本を読んでいると、「あれ、これどこかで読んだことあるな」と思うことがよくあります。記憶をたどりつつ本棚をあさると、それは大抵同じ作家の場合が多いです。まれに、同じことを別の作家さんが書いていることがあります。そういうとき、井戸を掘っていたら鉱脈を発見したような、そんな嬉しい気持ちになります。作家さん同士は、同じ物事を見てお互いがどのように考えていたのかご存じだったのでしょうか。後年を生きるわたしたちは、本を通して作家さんの思考を俯瞰することができます。
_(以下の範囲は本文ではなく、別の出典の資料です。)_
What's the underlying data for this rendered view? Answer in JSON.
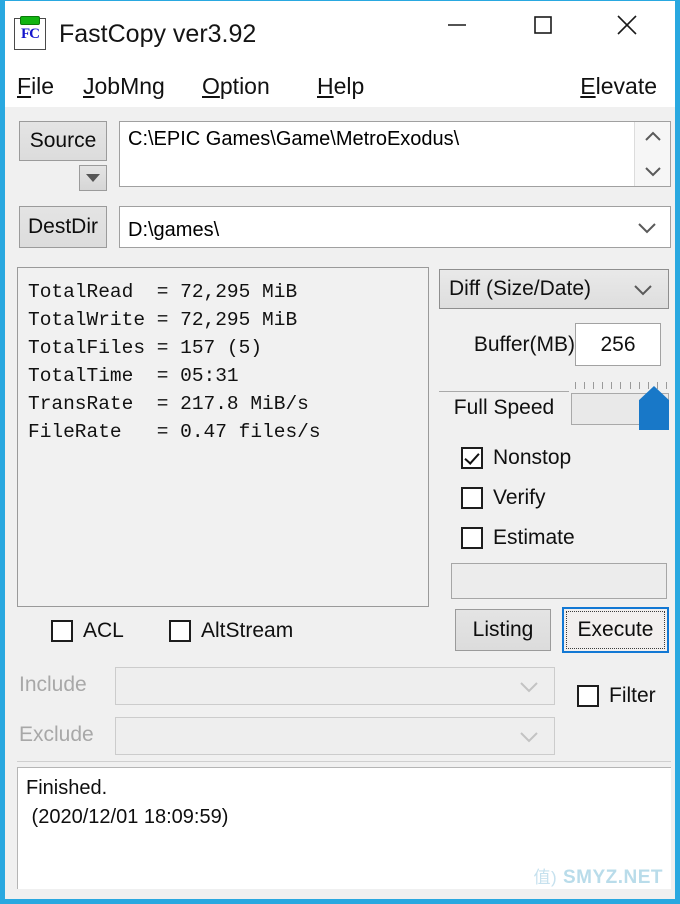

司馬遼太郎と三島由紀夫が、1960年代の学生運動について語っています。お互いの捉え方を比較すると、とてもおもしろいです。
まずは、司馬さんです。司馬遼太郎(「司馬遼太郎の考えたこと 3」)
こんにち、この経済繁栄下で若者たちが鬱屈し、体制に叛意をいだき、プラカードをたたき割ってその棒をもって警官にたちむかっているが、それは所詮体制内で保護された一種の模擬戦で、たとえつかまろうとも殺されるということはない。羽田の学生たちが逃げ回っているのは学生たることの身分を失うかもしれぬというその程度の恐怖なり配慮なり知恵なりによるものであり、三条小橋西詰の池田屋に斬り込まれたあの時代の若者たちとくらべるのは無理であり、こっけいであろう。あの時代の若者にとってはそのときが死であった。斬りこんだ体制側の志士たちも死を覚悟しており、事実その場でおびただしい死者が出た。現場をのがれたある者は深手のために逃げきれぬとみると路上で切腹して自分で始末をつけた。
厳しい。甘いということです。卒業すれば普通のサラリーマンになるのだろう、明治維新の彼らと一緒にするのはどうだろう、と。
次は三島さんです。三島由紀夫(「若きサムライのために」)
こん棒をふりまわしても破防法はなかなか適用されず、一日、二日の勾留で問題は片付いてしまう。しかもおまわりさんは機動隊の猛者といえども、まさかピストルをもって撃ってくる心配はないので、幾らこちらが勇気をふるって相手をやっつけても、強い相手が強い力を出さないで、あしらって一緒に遊んでくれるのである。幼稚園と保母のような関係がそこにはあるといえよう。
司馬さん、三島さん、ともに厳しいです。
同じものを見て、お二人とも若者の甘さを見て笑っていますが、司馬さんは、こういった若者の行動に寛容となった日本社会を微笑ましく見る、日本社会の成熟化をむしろ喜んでいるようです。
三島さんは、個人の意思、精神に矛先を向けます。おまえたちのやっていることは口先だけでちゃんちゃらおかしい、男を見せろ!死ぬと言ったら死ね!という熱さを感じます。
当時の学生運動をそのように思うのであれば、今のデモ活動などを見たらこのお二方はどのように感じるのでしょうか。いまだゴールは遠い、といったところではありますが、国の大きな転換期に来ていることだけは間違いありません。
日本は今、民主主義の成熟度が試されています。野党不信から自民党に寄りかかるようになり、腐敗の許容につながってはいないでしょうか。復古的な歴史観を容認する問題とも連動しているように見えます。三島さんも司馬さんもすでに他界なさっているので、お考えをお伺いすることはできません。しかし、このお二人とも、太平洋戦争に至るまでの国家を激しく嫌っていたことは確かです。